Content, content, content as the old joke goes. Content sells consoles, nothing else. And so Sony argues that in addition to having great games (but, not as many as Microsoft), they also offer the greatest content delivery platform with the built in BD drive. That’s a persuasive argument, and one that has helped parents accept their children’s request for the more expensive PS3.
So if Microsoft does come out with a BD accessory, where’s Sony’s differentiation and advantage? If you ask Sony they’ll list their on-line capabilities and free service, their interconnect capabilities, their music and TV show libraries, and most importantly their movie library. And although Sony may still have a feature check list advantage, the argument gets more difficult, the final decision more complicated.
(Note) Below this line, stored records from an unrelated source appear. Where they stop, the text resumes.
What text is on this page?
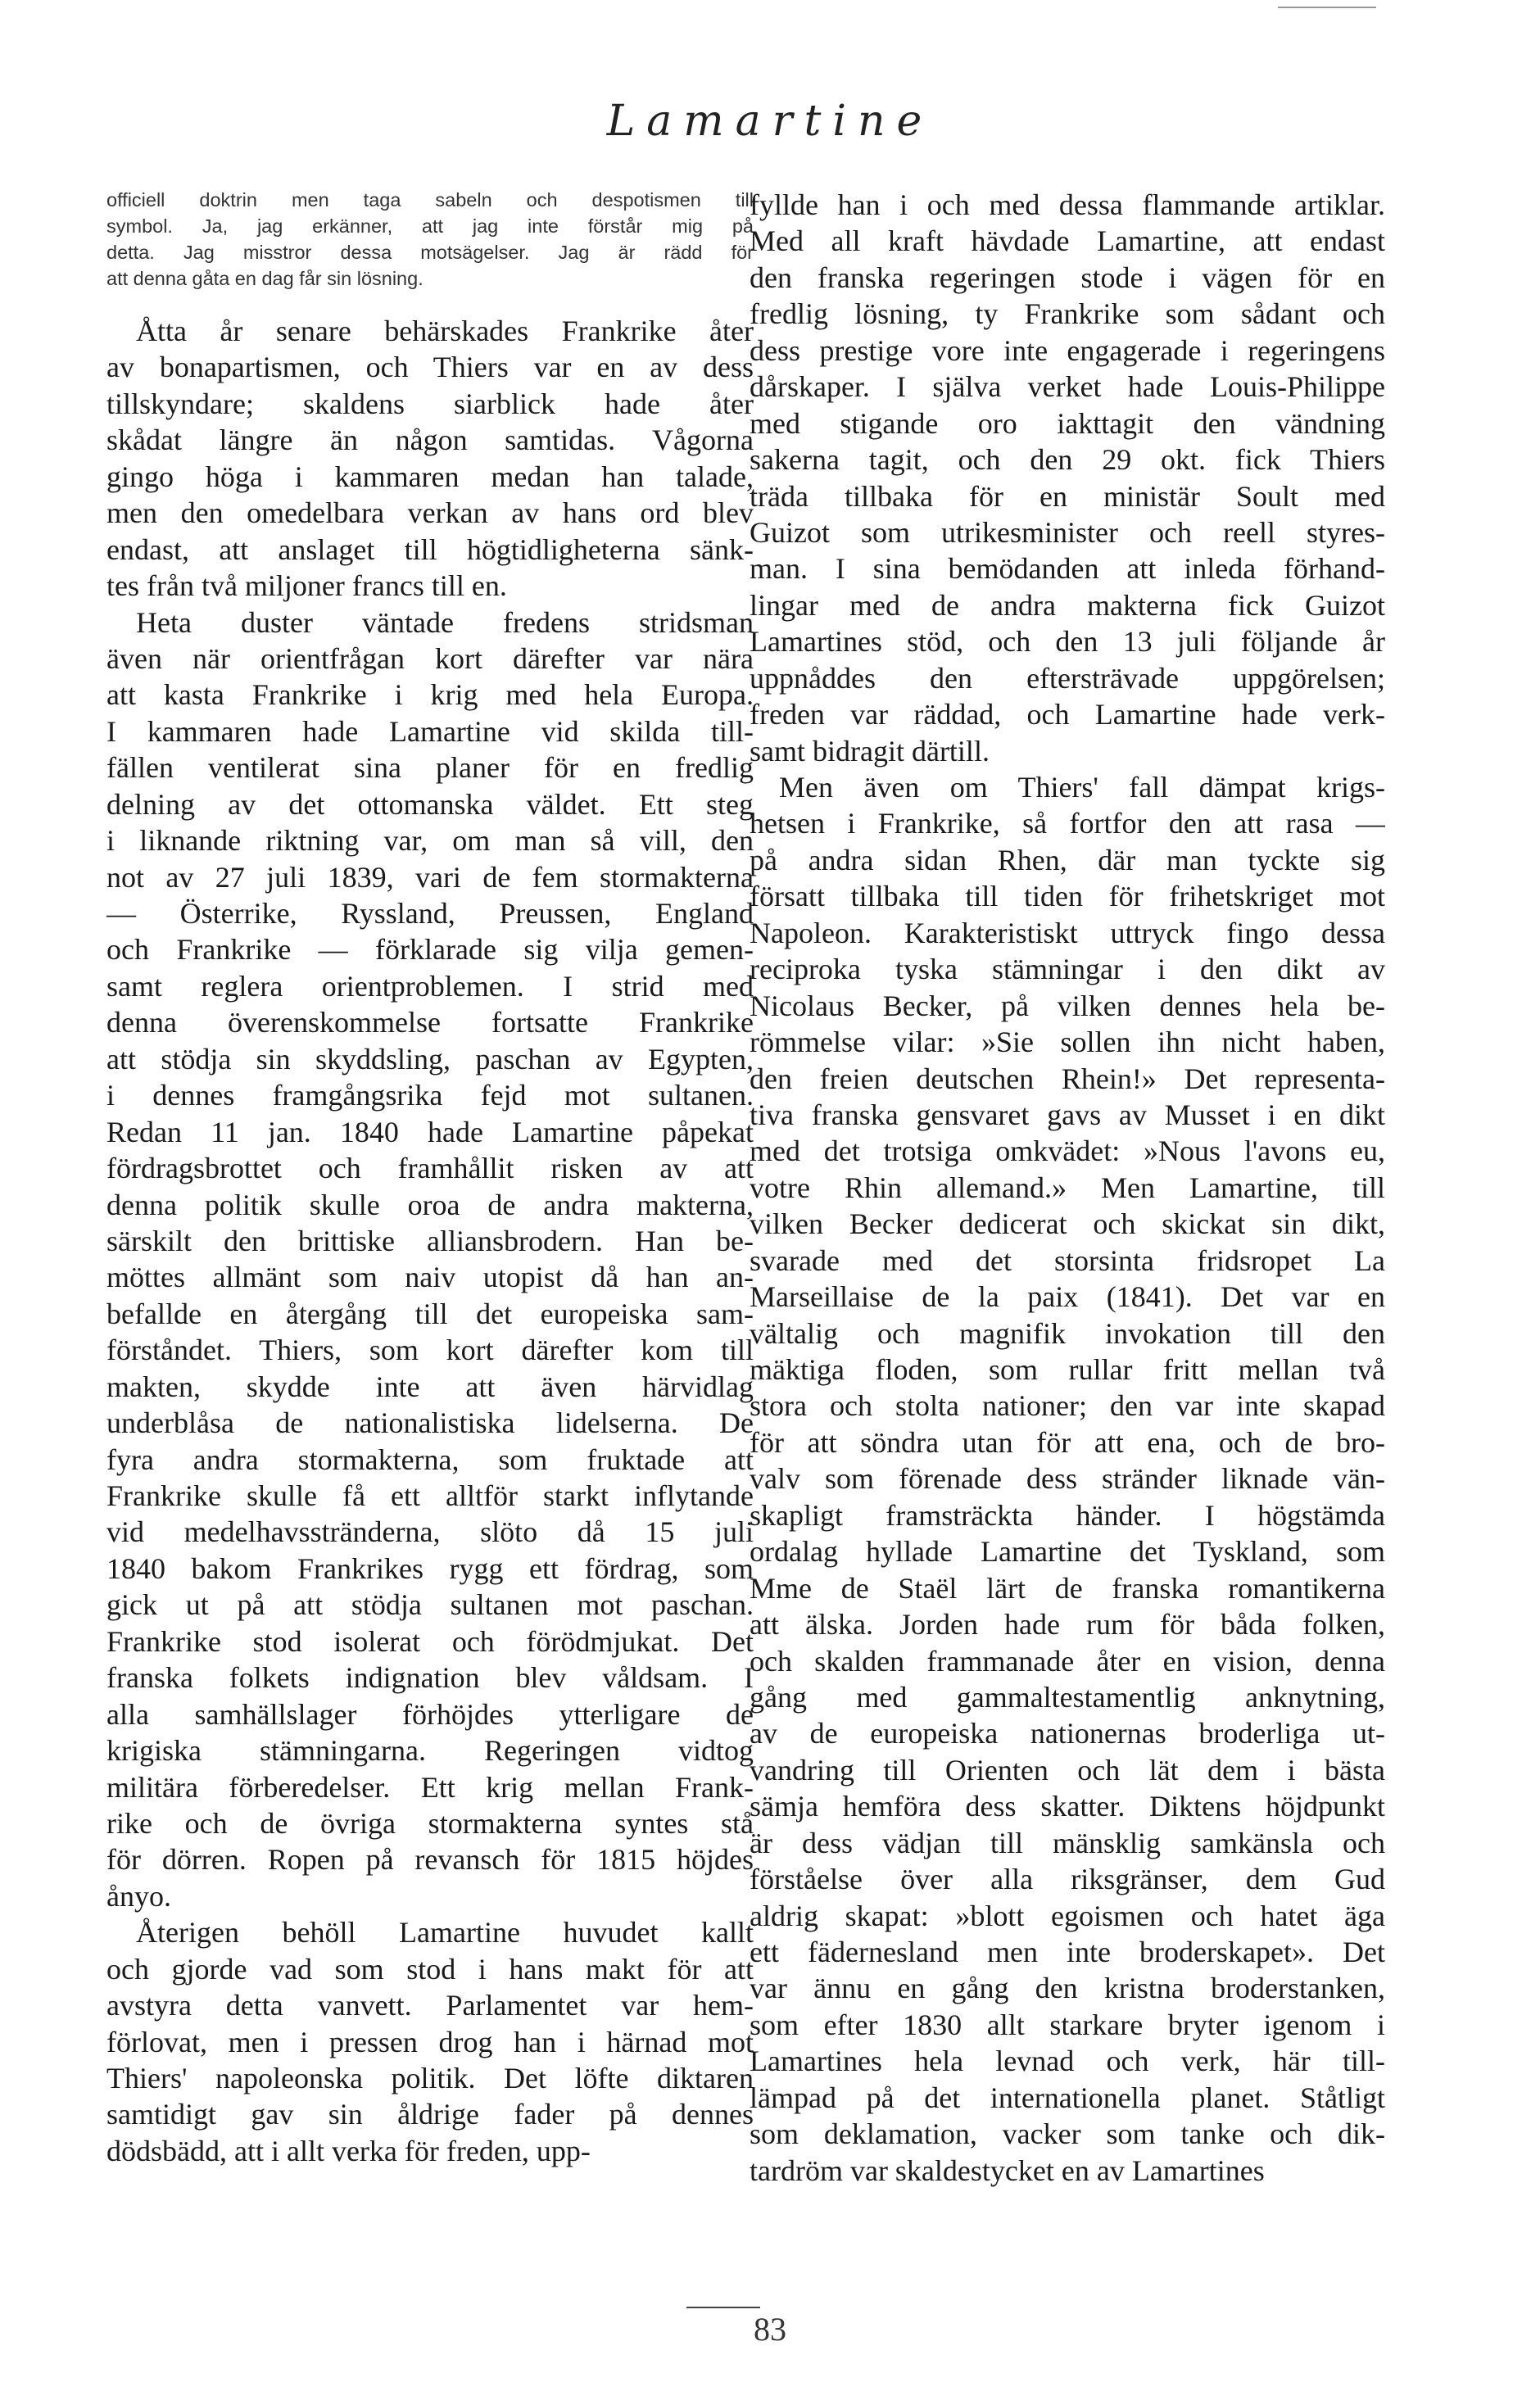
Lamartine
officiell doktrin men taga sabeln och despotismen till
symbol. Ja, jag erkänner, att jag inte förstår mig på
detta. Jag misstror dessa motsägelser. Jag är rädd för
att denna gåta en dag får sin lösning.
Åtta år senare behärskades Frankrike åter
av bonapartismen, och Thiers var en av dess
tillskyndare; skaldens siarblick hade åter
skådat längre än någon samtidas. Vågorna
gingo höga i kammaren medan han talade,
men den omedelbara verkan av hans ord blev
endast, att anslaget till högtidligheterna sänk-
tes från två miljoner francs till en.
Heta duster väntade fredens stridsman
även när orientfrågan kort därefter var nära
att kasta Frankrike i krig med hela Europa.
I kammaren hade Lamartine vid skilda till-
fällen ventilerat sina planer för en fredlig
delning av det ottomanska väldet. Ett steg
i liknande riktning var, om man så vill, den
not av 27 juli 1839, vari de fem stormakterna
— Österrike, Ryssland, Preussen, England
och Frankrike — förklarade sig vilja gemen-
samt reglera orientproblemen. I strid med
denna överenskommelse fortsatte Frankrike
att stödja sin skyddsling, paschan av Egypten,
i dennes framgångsrika fejd mot sultanen.
Redan 11 jan. 1840 hade Lamartine påpekat
fördragsbrottet och framhållit risken av att
denna politik skulle oroa de andra makterna,
särskilt den brittiske alliansbrodern. Han be-
möttes allmänt som naiv utopist då han an-
befallde en återgång till det europeiska sam-
förståndet. Thiers, som kort därefter kom till
makten, skydde inte att även härvidlag
underblåsa de nationalistiska lidelserna. De
fyra andra stormakterna, som fruktade att
Frankrike skulle få ett alltför starkt inflytande
vid medelhavsstränderna, slöto då 15 juli
1840 bakom Frankrikes rygg ett fördrag, som
gick ut på att stödja sultanen mot paschan.
Frankrike stod isolerat och förödmjukat. Det
franska folkets indignation blev våldsam. I
alla samhällslager förhöjdes ytterligare de
krigiska stämningarna. Regeringen vidtog
militära förberedelser. Ett krig mellan Frank-
rike och de övriga stormakterna syntes stå
för dörren. Ropen på revansch för 1815 höjdes
ånyo.
Återigen behöll Lamartine huvudet kallt
och gjorde vad som stod i hans makt för att
avstyra detta vanvett. Parlamentet var hem-
förlovat, men i pressen drog han i härnad mot
Thiers' napoleonska politik. Det löfte diktaren
samtidigt gav sin åldrige fader på dennes
dödsbädd, att i allt verka för freden, upp-
fyllde han i och med dessa flammande artiklar.
Med all kraft hävdade Lamartine, att endast
den franska regeringen stode i vägen för en
fredlig lösning, ty Frankrike som sådant och
dess prestige vore inte engagerade i regeringens
dårskaper. I själva verket hade Louis-Philippe
med stigande oro iakttagit den vändning
sakerna tagit, och den 29 okt. fick Thiers
träda tillbaka för en ministär Soult med
Guizot som utrikesminister och reell styres-
man. I sina bemödanden att inleda förhand-
lingar med de andra makterna fick Guizot
Lamartines stöd, och den 13 juli följande år
uppnåddes den eftersträvade uppgörelsen;
freden var räddad, och Lamartine hade verk-
samt bidragit därtill.
Men även om Thiers' fall dämpat krigs-
hetsen i Frankrike, så fortfor den att rasa —
på andra sidan Rhen, där man tyckte sig
försatt tillbaka till tiden för frihetskriget mot
Napoleon. Karakteristiskt uttryck fingo dessa
reciproka tyska stämningar i den dikt av
Nicolaus Becker, på vilken dennes hela be-
römmelse vilar: »Sie sollen ihn nicht haben,
den freien deutschen Rhein!» Det representa-
tiva franska gensvaret gavs av Musset i en dikt
med det trotsiga omkvädet: »Nous l'avons eu,
votre Rhin allemand.» Men Lamartine, till
vilken Becker dedicerat och skickat sin dikt,
svarade med det storsinta fridsropet La
Marseillaise de la paix (1841). Det var en
vältalig och magnifik invokation till den
mäktiga floden, som rullar fritt mellan två
stora och stolta nationer; den var inte skapad
för att söndra utan för att ena, och de bro-
valv som förenade dess stränder liknade vän-
skapligt framsträckta händer. I högstämda
ordalag hyllade Lamartine det Tyskland, som
Mme de Staël lärt de franska romantikerna
att älska. Jorden hade rum för båda folken,
och skalden frammanade åter en vision, denna
gång med gammaltestamentlig anknytning,
av de europeiska nationernas broderliga ut-
vandring till Orienten och lät dem i bästa
sämja hemföra dess skatter. Diktens höjdpunkt
är dess vädjan till mänsklig samkänsla och
förståelse över alla riksgränser, dem Gud
aldrig skapat: »blott egoismen och hatet äga
ett fädernesland men inte broderskapet». Det
var ännu en gång den kristna broderstanken,
som efter 1830 allt starkare bryter igenom i
Lamartines hela levnad och verk, här till-
lämpad på det internationella planet. Ståtligt
som deklamation, vacker som tanke och dik-
tardröm var skaldestycket en av Lamartines
83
One of the biggest factors in Sony’s favor in my opinion is that it’s a fully integrated box, no snap on, plug-in accessories (except maybe the camera), and it looks good enough to live in the living room or where one has their media center.
So keep your eye on the BD battle and watch Sony’s reactions to any mention of Microsoft coming out with such a capability.
On the other hand, even if Microsoft does come out with a BD accessory, which they surely must do one day, there is still the HDTV factor. According to Sony, there is a very high tie-ratio of HDTV sales to PS3s since Sony has pushed the HDTV/Blu-Ray connection. Xbox360 sales don’t have the same effect, even though the Xbox360 can comfortably drive a HDTV. The emphasis is on games.
So, if most people who have an HDTV/console combination have opted for the PS3, as Sony claims they have, why would those people then want to add on an Xbox360 – just because it has a BD accessory?
Well, if you believe Microsoft, it could be because there are more Xbox360 owners than PS3 people and some of them just might want a Blu-ray drive. At the CES grand opening starring Steve Ballmer, Robbie Bach took the stage to claim that Microsoft’s Entertainment and Devices division has now sold 28 million Xbox consoles worldwide. Sony has sold 19.3 million PS3s, which pushes Microsoft’s lead over 8 million.
But, given the current economic situation this may all be a moot point. It’s doubtful anyone except those with a few dollars in savings and savvy buying skills are going to go shopping for game consoles and/or HDTVs right away.